Does the “migration” just mean a thread can wake up of any available thread, rather that that first assigned? I agree that is an improvement to Julia, but that would seem to make keeping Tasks off the primary more difficult. I see - hence the sticky bit. Okay, I’ll have to chew on that.

I’ll look at the starvation issue. That one does indeed look interesting.

After reading the thread starvation issue #41586 carefully I am still unable to understand what is the new info there.

E.g. Wikipedia writes under “Cooperative multitasking”:

As a cooperatively multitasked system relies on each process regularly giving up time to other processes on the system, one poorly designed program can consume all of the CPU time for itself, either by performing extensive calculations or by busy waiting;

It seems to me that this is the case for the described system and the example code. If that is true, then inserting gc safepoints will not be enough, yields are necessary. (But other code may benefit from that, e.g.: Multi-threadded processing of large number of files faster when reading in batch )

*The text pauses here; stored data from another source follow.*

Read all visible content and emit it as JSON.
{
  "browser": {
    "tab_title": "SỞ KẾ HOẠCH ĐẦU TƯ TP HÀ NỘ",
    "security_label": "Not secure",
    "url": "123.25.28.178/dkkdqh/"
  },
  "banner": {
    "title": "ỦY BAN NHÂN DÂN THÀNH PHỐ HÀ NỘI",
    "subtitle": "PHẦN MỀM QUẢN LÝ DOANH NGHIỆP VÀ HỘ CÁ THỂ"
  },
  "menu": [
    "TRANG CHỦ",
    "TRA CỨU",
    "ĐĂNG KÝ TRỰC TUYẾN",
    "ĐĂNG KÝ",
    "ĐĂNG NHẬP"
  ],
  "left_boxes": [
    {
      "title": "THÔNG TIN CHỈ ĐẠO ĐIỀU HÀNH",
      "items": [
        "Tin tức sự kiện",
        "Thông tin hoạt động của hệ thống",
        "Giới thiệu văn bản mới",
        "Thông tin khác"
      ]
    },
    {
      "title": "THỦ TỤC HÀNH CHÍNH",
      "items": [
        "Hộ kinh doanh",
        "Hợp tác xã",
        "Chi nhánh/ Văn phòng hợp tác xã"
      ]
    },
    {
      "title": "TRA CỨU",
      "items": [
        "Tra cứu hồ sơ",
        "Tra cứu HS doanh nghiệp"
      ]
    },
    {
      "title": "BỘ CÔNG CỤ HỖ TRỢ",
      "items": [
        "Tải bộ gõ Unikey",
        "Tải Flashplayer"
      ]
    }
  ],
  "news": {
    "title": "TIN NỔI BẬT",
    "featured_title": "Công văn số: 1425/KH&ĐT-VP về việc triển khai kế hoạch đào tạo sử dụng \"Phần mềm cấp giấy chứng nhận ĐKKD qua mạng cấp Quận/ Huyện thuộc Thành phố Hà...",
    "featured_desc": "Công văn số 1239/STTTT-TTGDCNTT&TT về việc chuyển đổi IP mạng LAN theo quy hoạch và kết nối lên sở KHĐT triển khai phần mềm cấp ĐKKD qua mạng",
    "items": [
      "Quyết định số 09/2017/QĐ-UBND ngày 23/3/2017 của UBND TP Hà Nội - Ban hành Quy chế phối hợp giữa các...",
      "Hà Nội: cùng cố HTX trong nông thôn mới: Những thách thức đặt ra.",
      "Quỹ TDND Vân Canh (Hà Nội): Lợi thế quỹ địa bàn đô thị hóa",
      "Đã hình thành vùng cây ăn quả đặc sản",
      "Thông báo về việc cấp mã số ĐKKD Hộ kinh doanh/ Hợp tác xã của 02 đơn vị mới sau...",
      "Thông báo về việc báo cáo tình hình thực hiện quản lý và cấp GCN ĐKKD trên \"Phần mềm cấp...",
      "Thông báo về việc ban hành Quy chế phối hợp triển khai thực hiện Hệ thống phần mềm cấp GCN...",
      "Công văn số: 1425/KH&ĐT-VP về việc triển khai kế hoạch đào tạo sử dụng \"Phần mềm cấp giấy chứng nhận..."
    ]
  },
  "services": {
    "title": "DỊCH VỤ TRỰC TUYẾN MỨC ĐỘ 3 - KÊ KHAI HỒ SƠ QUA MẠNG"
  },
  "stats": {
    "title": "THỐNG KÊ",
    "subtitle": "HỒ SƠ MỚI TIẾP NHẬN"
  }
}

Am I missing something? (To be honest, I do not understand everything, especially in vchuravy’s comment, or what exactly @threads begin ... end is - it only works for for cycles, not for begin blocks)

Could you please explain a bit, what is this issue about?

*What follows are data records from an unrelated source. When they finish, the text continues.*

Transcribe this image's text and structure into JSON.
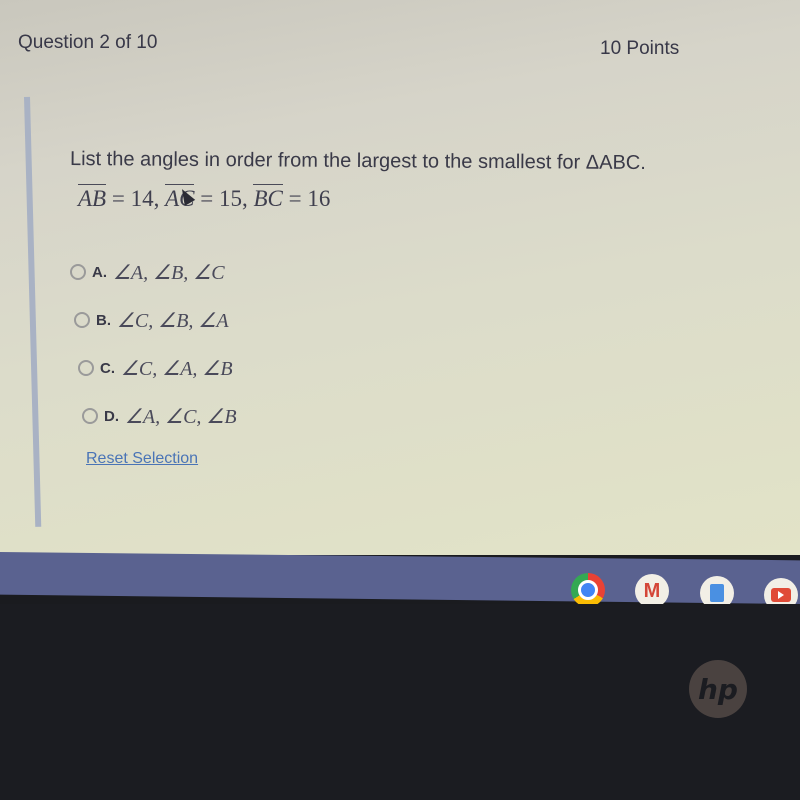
{
  "quiz": {
    "header": "Question 2 of 10",
    "points": "10 Points",
    "prompt": "List the angles in order from the largest to the smallest for ΔABC.",
    "equation": {
      "seg1": "AB",
      "val1": " = 14, ",
      "seg2": "AC",
      "val2": " = 15, ",
      "seg3": "BC",
      "val3": " = 16"
    },
    "options": [
      {
        "letter": "A.",
        "text": "∠A, ∠B, ∠C",
        "selected": false
      },
      {
        "letter": "B.",
        "text": "∠C, ∠B, ∠A",
        "selected": false
      },
      {
        "letter": "C.",
        "text": "∠C, ∠A, ∠B",
        "selected": false
      },
      {
        "letter": "D.",
        "text": "∠A, ∠C, ∠B",
        "selected": false
      }
    ],
    "reset_label": "Reset Selection"
  },
  "shelf": {
    "apps": [
      {
        "name": "chrome-icon",
        "label": "Chrome",
        "active": true
      },
      {
        "name": "gmail-icon",
        "label": "M"
      },
      {
        "name": "docs-icon",
        "label": "Docs"
      },
      {
        "name": "youtube-icon",
        "label": "YouTube"
      }
    ]
  },
  "device": {
    "logo": "hp"
  },
  "colors": {
    "link": "#4a74b6",
    "shelf": "#5a6290",
    "accent_bar": "#a9b2c4"
  }
}
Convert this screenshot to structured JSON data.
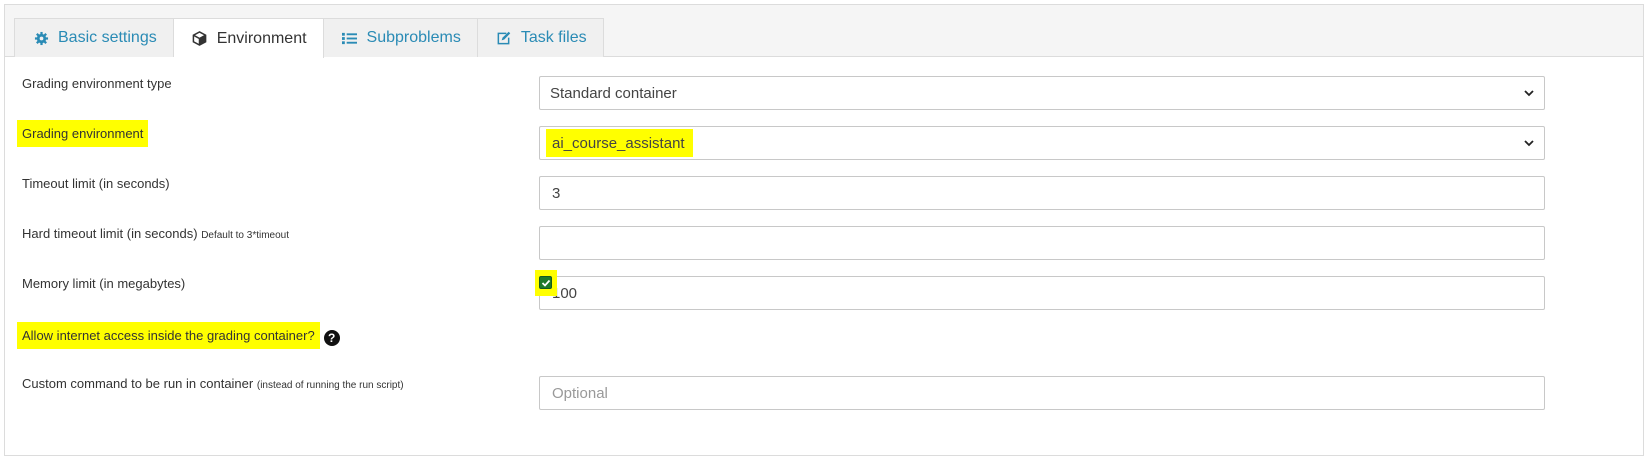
{
  "tabs": [
    {
      "label": "Basic settings",
      "icon": "gear-icon"
    },
    {
      "label": "Environment",
      "icon": "cube-icon"
    },
    {
      "label": "Subproblems",
      "icon": "list-icon"
    },
    {
      "label": "Task files",
      "icon": "edit-icon"
    }
  ],
  "active_tab": "Environment",
  "colors": {
    "link": "#2a8bb5",
    "highlight": "#ffff00",
    "checkbox": "#1e7a2a"
  },
  "form": {
    "env_type": {
      "label": "Grading environment type",
      "value": "Standard container"
    },
    "env": {
      "label": "Grading environment",
      "value": "ai_course_assistant"
    },
    "timeout": {
      "label": "Timeout limit (in seconds)",
      "value": "3"
    },
    "hard_timeout": {
      "label": "Hard timeout limit (in seconds)",
      "hint": "Default to 3*timeout",
      "value": ""
    },
    "memory": {
      "label": "Memory limit (in megabytes)",
      "value": "100"
    },
    "internet": {
      "label": "Allow internet access inside the grading container?",
      "help": "?",
      "checked": true
    },
    "custom_cmd": {
      "label": "Custom command to be run in container",
      "hint": "(instead of running the run script)",
      "value": "",
      "placeholder": "Optional"
    }
  }
}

To being nitpick-y a bit, it means that “a task can wake up on any available (OS) thread.”

Or more concretely, migration of task means

Threads.@spawn begin
    i = Threads.threadid()
    yield()
    j = Threads.threadid()
    @assert i == j
end

potentially can throw after Julia 1.7. It has not been the case until 1.6.

I think it’s fine for ThreadPools.jl since the task.sticky = true trick (or the public API @async) still works (i.e., the task will not be migrated).

Yes, that s right. But GC was part of the discussion since it also can manifest as a scheduling problem. As you pointed out, we need to insert yield points (or support preemptive scheduling), if we want to do everything in Julia’s task scheduler for achieving some kind of fairness. Another option is to just let the OS do it for a limited set of tasks, which is what JeffBezanson was suggesting.

4 Likes

Yeah, yeah - that’s what I meant. :slight_smile: Thx

2 Likes

I think that was a proposal to allow you to create a new thread to execute a begin block in. and not just a new task, but a new OS thread but I could be wrong?

I do think a macro @withOSthread begin ... end would be useful and I like using a name like that to make it clear what it does. If you want to spawn off a big computation that could take hours that’d be a hugely useful way to isolate that computation from other mixed tasks that might be going on.

1 Like